Suvan titubeó. Algunas de las cosas que iba a decir podían sonar inapropiadas al heredero, pero era él quien se lo pedía. Además, el gesto de súplica del otro joven dejaba patente que sentía algo verdadero por Aisha, por lo que tragó saliva y se dispuso a hablar a riesgo de que más tarde la tomaran con él. Todavía recordaba la charla con su querida amiga mientras amaestraban la paloma: «En el harén disfrutamos de todos los placeres conocidos menos del único por el que cambiaríamos todo lo demás —dijo ella aquel día—. ¡Convirtámonos en pordioseros con amor!».

—Alguna vez habíamos hablado de que podía ser desterrada —comenzó—. Aisha lo veía como una liberación, no quería estar aquí. Pero también le inquietaba lo que pudiera encontrar fuera. No tenía adónde ir. Tampoco podía regresar a su aldea.

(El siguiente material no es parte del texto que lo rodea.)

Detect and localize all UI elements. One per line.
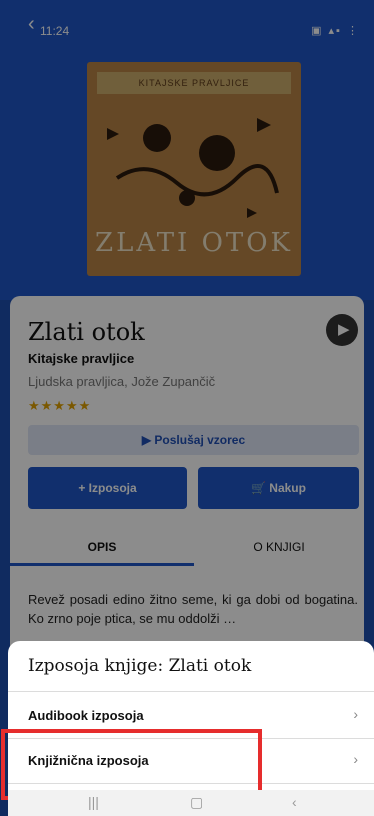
chevron-right-icon: › <box>353 751 358 767</box>
sheet-title: Izposoja knjige: Zlati otok <box>28 656 252 676</box>
divider <box>8 691 374 692</box>
system-nav-bar: ||| ▢ ‹ <box>8 790 374 816</box>
audiobook-borrow-label: Audibook izposoja <box>28 708 144 723</box>
back-icon[interactable]: ‹ <box>292 794 297 810</box>
chevron-right-icon: › <box>353 706 358 722</box>
home-icon[interactable]: ▢ <box>190 794 203 811</box>
recent-apps-icon[interactable]: ||| <box>88 794 99 810</box>
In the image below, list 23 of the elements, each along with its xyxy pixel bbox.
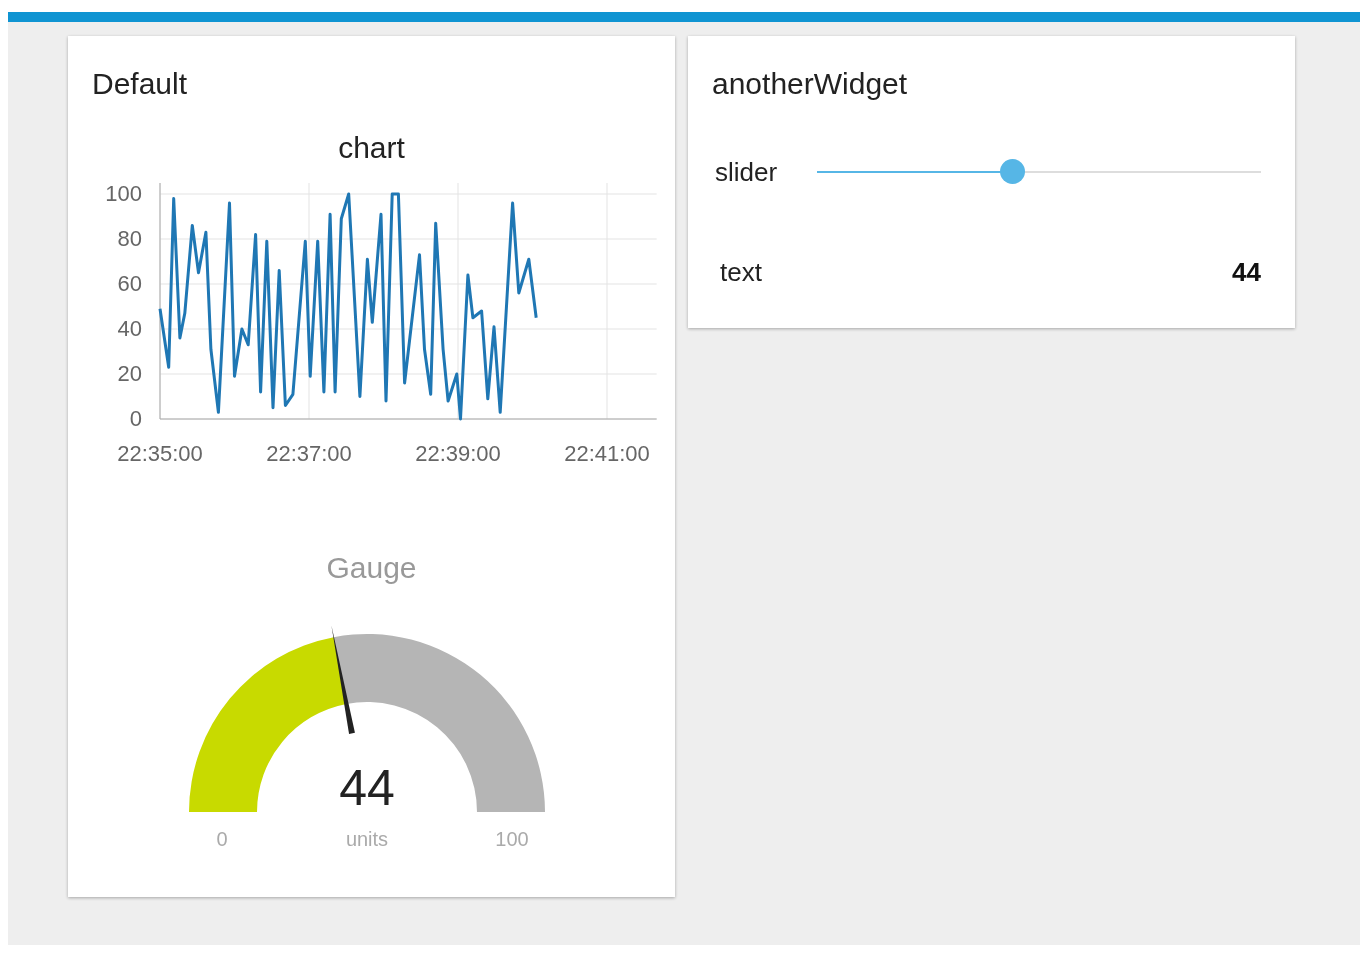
- y-tick-label: 40: [117, 316, 142, 341]
- x-tick-label: 22:39:00: [415, 441, 501, 466]
- x-tick-label: 22:35:00: [117, 441, 203, 466]
- text-value: 44: [1232, 256, 1261, 288]
- group-title: anotherWidget: [711, 66, 909, 102]
- gauge-units-label: units: [345, 828, 388, 850]
- slider-thumb[interactable]: [1000, 159, 1026, 184]
- x-tick-label: 22:37:00: [266, 441, 352, 466]
- chart-title: chart: [337, 130, 406, 166]
- y-tick-label: 60: [117, 271, 142, 296]
- y-tick-label: 0: [129, 406, 142, 431]
- y-tick-label: 20: [117, 361, 142, 386]
- slider-label: slider: [715, 156, 779, 188]
- slider[interactable]: [817, 159, 1261, 185]
- x-tick-label: 22:41:00: [564, 441, 650, 466]
- gauge-value: 44: [338, 760, 395, 816]
- y-tick-label: 100: [105, 181, 142, 206]
- group-title: Default: [91, 66, 189, 102]
- gauge-max-label: 100: [494, 828, 529, 850]
- gauge-title: Gauge: [325, 550, 418, 586]
- gauge-min-label: 0: [215, 828, 228, 850]
- text-label: text: [720, 256, 762, 288]
- y-tick-label: 80: [117, 226, 142, 251]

—¿Por qué? —preguntó Balu.

—Porque se consideraba… —Agachó la cabeza.

—No guardes nada para ti —le exigió Dara.

—Porque se consideraba deshonrada —completó el eunuco—. No le importaba que vos, adorado señor, fuerais el mismísimo Príncipe de la Alta Fortuna. Dijo que, después de lo ocurrido, jamás podría volver a mirar a su amado a la cara.

—Oh, no… —se lamentó Balu, llevándose las manos a la cabeza.

Para entonces, Suvan ya había adivinado que era él.

—Se preguntaba cómo podía ganarse la vida sin tener que prostituirse —continuó— y yo le hablé de un grupo de danzantes de Delhi donde podría encajar. No eran esclavas ni meretrices de bazar, sino verdaderas artistas de Kerala que representaban teatro Mohiniyattam. Desde que el emperador empezó a construir allí la nueva capital del imperio e incrementó la frecuencia de sus viajes, cada vez que iba organizaba una sesión exclusiva en su tienda. Yo mismo asistí a dos, en sendas ocasiones en las que me llevó con él. Aquellas mujeres se movían con la lentitud y la seguridad del sol y la luna.

—¿Has vuelto a saber algo de ella desde entonces? —preguntó Balu.

El eunuco negó con la cabeza y dejó caer la mirada. Él también la echaba mucho de menos.

Un oficial imperial entró en la sala con un candelabro de velas de alcanfor. Las colas de los pavos reales volvieron a destellar.

—Dile dónde encontrar exactamente a ese grupo —ordenó el príncipe, poniendo fin a una charla que empezaba a hacer mella en su orgullo.